Written by Ed Brisson
Art by Michael Walsh

            Anybody who’s seen, read, or played anything with a time travel concept knows the one threat that’s always lurking in the background: overcomplication.  A normal plot can get significantly complicated when a character’s future self is running around, characters are hopping around time, and you’re never quite sure what happened.  Sadly, Comeback’s interesting premise and plot fall into this problem.
            Mark and Seth are both workers for Reconnect, a company that, when paid a couple million dollars by a client, goes back in time and saves a person from their death.  Unfortunately, time travel businesses like this also fall under the watch of the FBI, and things get worse when an internal manhunt starts for somebody in Reconnect who’s leaking information to the FBI.

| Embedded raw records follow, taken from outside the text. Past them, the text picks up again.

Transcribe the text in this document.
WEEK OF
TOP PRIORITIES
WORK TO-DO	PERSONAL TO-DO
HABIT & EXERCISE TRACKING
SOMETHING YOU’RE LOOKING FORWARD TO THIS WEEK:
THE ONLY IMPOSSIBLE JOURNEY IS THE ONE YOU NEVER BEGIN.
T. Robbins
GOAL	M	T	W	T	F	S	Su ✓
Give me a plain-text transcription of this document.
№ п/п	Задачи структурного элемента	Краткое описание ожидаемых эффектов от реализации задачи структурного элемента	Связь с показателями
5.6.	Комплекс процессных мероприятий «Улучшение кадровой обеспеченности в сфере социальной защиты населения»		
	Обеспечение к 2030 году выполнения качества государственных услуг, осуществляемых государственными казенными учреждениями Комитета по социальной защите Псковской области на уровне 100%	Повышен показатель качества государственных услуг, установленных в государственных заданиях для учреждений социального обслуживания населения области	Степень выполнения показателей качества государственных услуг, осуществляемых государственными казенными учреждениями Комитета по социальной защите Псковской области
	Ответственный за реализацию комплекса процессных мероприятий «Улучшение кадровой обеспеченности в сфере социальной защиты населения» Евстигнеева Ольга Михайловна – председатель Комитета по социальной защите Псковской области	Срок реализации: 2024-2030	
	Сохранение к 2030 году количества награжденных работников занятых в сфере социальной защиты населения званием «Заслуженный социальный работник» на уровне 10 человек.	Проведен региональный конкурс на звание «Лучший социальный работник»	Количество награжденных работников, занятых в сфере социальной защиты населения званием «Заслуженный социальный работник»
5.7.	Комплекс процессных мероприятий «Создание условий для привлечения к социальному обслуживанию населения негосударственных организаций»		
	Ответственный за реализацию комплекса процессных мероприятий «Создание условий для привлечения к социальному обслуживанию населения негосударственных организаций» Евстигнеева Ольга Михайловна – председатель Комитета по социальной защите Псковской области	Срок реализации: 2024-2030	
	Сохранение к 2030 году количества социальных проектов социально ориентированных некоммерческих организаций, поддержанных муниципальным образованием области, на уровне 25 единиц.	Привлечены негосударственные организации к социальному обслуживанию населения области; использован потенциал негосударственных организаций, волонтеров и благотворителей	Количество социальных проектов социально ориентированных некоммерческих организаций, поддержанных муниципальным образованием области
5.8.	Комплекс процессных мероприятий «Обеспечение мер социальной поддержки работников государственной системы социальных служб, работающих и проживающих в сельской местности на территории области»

            And yes, things do get complicated and convoluted.  And when things in this book are going well, it means that you’re glad when the pieces come together and you understand what’s happening.  When things aren’t going well…well, at one point, a character’s future self visits his past self, it’s difficult to tell them apart as they look almost exactly the same, and it’s difficult to tell what was even accomplished.  This happens a lot in Comeback.  A subplot will get brought up, there will be a big reveal in it, and then nothing.  It doesn’t affect the plot at all.  Reconnect has its own evil agenda, but ultimately, it’s hard to tell why they have this agenda or what the reader really gets out of knowing their agenda.  There was simply too much here for a 5-issue miniseries.  This should’ve been a full series.
            And yes, I do mean should’ve.  Because when Comeback isn’t falling to problems mainly related to its length, it’s an actually interesting premise.  There’s a whole world that’s built in here, there’s a collection of interesting characters, the way certain time travel tropes happen is done well.  Michael Walsh’s art brings it all together well.  His art style is sketchy, almost unfinished, but very definitive.  Besides the one instance of two versions of the same character talking to each other, the characters are very easily recognizable, and he brings the low-tech sci-fi to life.
            If there’s one thing this collection is not lacking, it’s extras.  There’s a collection of sketches of the cover which go into the process of how important a cohesive cover design across a miniseries can be.  There’s a design process of script-to-page, which is interesting.  Character profiles and sketches are shown that get into how the book was formed, and there’s even the original pitch for the series, with a note pointing out the changes that were made from pitch to the finished product.  If nothing else, if you want a good insight into the comics creation process, Comeback delivers on that.

            On the one hand, Comeback is worth reading for the interesting time travel premise.  Unfortunately, it’s bogged down by pointless subplots that bloat and complicate a miniseries that could’ve stood to simplify itself down.